Importantly, this model learned to deliver good and stable performance with only 270 samples for training, according to Moore. Typically, thousands or even hundreds of thousands of images were needed to train these algorithms.

"With the new processing units operating with TensorFlow, we've been getting some incredible examples of these models [achieving good and stable performance] with much smaller amounts of data," he said. "We don't know if it's generalizeable to other datasets or modalities, but we've had some encouraging use cases with even small numbers [of training samples]... with this new architecture and these new tools that are coming forward. [This] could open up some interesting possibilities for us as a field as we struggle with very, very large datasets to aggregate."

A Google spokesperson also noted that more data might allow the model to perform even better.

Future opportunities

There are substantial opportunities for joining pathology, genotype, radiology, laboratory, and electronic health record data for machine-learning purposes, Moore said.

"The combination of these tools and parameters feeding in [to an algorithm] will ultimately produce machine learning-enabled outcomes," he said. "I think it's an incredible opportunity for us all, and we all have to pay attention not to be siloed in our particular specialty or area."

From a global perspective, medical imaging is a story of scarcity and error, Moore said. Two-thirds of the world's population lack meaningful access to medical imaging, according to the World Health Organization. Furthermore, approximately 4 billion individuals are in radiology-scarce zones -- meaning there's an inability to acquire images and/or unavailability of a physician to interpret these studies, according to research published in a 2014 paper in the Journal of the American College of Radiology.

In addition, at least 43 million people worldwide are affected by medical errors each year, and the greatest burden is felt in low-income countries, Moore said.

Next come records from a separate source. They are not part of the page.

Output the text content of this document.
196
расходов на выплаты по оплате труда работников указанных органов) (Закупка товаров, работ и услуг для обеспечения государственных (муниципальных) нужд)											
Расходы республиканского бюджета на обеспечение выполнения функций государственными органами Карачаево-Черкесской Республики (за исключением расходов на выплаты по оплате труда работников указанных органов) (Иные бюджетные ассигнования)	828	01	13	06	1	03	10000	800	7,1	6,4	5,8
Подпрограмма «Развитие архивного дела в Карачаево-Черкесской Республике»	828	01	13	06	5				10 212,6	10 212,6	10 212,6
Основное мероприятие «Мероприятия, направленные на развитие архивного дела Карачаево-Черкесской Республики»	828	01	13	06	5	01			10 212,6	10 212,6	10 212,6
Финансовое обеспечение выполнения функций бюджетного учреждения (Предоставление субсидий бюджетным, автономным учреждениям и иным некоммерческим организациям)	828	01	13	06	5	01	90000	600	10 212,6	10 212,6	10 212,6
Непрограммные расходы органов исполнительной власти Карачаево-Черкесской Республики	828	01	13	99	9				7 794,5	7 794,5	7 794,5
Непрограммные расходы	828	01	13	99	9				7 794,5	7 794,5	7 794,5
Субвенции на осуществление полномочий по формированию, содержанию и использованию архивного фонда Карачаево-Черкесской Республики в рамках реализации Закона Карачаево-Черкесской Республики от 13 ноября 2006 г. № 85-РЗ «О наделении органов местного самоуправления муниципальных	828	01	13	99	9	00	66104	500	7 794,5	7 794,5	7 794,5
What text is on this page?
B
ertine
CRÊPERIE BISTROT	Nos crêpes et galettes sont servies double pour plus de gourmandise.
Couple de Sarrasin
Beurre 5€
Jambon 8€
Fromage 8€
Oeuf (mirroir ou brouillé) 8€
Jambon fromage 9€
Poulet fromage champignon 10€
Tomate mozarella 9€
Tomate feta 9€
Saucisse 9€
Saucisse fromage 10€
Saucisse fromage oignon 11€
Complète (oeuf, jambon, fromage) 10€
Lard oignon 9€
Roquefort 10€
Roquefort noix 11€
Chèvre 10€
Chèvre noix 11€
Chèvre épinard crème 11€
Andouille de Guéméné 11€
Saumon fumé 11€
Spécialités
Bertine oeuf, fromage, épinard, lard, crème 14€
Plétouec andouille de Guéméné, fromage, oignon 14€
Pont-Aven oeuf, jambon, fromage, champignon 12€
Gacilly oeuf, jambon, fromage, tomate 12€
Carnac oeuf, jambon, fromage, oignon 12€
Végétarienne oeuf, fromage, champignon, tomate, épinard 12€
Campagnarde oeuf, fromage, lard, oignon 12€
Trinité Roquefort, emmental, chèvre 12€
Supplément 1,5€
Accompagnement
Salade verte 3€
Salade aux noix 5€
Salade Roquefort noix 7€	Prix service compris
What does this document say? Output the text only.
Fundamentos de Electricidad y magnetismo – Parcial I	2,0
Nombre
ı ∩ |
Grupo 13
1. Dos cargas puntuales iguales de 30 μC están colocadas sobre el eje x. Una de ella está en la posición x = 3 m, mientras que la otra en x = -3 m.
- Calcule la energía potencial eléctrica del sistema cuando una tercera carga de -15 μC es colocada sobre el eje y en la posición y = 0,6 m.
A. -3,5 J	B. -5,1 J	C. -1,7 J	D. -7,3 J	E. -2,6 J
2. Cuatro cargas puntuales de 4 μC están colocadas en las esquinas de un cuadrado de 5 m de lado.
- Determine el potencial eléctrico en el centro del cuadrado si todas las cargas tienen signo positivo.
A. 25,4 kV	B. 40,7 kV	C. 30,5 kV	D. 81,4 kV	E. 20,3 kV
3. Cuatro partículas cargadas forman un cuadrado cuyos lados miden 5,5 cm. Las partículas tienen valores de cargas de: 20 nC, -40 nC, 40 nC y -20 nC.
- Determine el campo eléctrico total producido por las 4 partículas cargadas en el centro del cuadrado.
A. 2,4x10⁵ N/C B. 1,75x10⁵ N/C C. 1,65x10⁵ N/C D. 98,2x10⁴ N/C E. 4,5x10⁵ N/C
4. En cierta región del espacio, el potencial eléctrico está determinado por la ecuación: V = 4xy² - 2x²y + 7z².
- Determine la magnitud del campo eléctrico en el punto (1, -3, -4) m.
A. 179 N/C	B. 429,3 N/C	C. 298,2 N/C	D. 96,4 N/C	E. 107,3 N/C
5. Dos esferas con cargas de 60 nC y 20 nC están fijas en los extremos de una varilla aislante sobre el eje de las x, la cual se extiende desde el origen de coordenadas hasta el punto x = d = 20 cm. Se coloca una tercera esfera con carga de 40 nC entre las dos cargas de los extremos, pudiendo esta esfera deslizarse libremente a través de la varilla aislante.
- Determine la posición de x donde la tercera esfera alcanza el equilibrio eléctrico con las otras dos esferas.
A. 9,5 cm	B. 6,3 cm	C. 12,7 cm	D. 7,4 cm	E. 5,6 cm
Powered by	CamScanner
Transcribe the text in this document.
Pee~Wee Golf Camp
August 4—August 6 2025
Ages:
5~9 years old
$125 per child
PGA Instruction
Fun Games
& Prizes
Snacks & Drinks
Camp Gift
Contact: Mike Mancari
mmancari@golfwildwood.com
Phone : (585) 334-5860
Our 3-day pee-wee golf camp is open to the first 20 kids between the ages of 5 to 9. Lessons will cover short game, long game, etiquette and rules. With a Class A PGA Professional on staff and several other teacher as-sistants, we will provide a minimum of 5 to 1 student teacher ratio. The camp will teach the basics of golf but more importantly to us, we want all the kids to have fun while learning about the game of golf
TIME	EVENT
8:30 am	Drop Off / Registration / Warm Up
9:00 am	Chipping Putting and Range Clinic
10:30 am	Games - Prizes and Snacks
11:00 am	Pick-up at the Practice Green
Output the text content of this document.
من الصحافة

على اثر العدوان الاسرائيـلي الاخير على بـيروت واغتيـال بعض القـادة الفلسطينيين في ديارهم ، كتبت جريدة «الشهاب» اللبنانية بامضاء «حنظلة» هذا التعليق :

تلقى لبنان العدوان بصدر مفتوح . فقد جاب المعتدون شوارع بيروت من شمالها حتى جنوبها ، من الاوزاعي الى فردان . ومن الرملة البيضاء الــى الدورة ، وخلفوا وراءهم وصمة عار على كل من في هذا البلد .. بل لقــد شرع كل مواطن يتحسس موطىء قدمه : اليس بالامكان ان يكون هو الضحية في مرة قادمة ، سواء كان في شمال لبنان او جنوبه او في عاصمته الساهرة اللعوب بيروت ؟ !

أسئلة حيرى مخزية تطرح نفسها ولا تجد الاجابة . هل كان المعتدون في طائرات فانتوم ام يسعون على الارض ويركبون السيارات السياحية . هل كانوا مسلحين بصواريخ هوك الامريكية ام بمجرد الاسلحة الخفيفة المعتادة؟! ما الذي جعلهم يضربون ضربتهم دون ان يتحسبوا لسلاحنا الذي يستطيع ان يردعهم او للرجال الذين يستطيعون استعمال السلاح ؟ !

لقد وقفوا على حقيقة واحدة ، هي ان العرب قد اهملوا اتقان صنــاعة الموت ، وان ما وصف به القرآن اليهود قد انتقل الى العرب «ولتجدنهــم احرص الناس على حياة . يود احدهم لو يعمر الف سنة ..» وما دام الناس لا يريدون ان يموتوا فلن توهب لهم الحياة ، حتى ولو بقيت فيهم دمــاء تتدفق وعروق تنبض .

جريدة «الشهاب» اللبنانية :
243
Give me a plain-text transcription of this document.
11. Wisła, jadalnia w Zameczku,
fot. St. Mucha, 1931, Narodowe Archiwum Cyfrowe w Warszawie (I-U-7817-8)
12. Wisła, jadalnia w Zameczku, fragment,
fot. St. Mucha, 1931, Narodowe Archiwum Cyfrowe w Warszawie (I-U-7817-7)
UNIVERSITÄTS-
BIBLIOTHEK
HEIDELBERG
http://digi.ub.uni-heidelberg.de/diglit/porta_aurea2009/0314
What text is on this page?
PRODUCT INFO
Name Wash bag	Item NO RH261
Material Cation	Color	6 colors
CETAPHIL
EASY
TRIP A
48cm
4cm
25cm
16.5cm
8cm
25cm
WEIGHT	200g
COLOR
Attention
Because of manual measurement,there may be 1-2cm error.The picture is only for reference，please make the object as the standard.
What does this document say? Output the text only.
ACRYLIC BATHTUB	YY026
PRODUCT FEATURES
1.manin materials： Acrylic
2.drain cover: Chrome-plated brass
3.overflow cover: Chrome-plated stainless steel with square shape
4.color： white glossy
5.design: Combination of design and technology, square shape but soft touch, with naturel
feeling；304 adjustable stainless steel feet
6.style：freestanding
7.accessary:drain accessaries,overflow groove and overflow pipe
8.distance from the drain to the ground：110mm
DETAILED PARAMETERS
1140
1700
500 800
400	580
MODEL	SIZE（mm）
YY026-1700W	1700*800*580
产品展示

"From a global perspective, it's my hope and my desire that [machine learning] will transform issues of access and quality of medical imaging," Moore said. "But it will have to be done in a very careful manner, with detailed pathology and methodology, and in our traditional processes of publishing peer-reviewed projects and expert review."

Moore said that a cloud platform will be necessary to implement this worldwide. Underserved areas could connect to the cloud platform in a number of ways, perhaps even using high-altitude balloons placed in the stratosphere to provide an aerial worldwide wireless network -- as envisioned in Google's Project Loon, he said.

"My company likes to hold us to a standard of having a billion users for any new product that we design," he said. "We have the opportunity here as a community to affect 4 billion."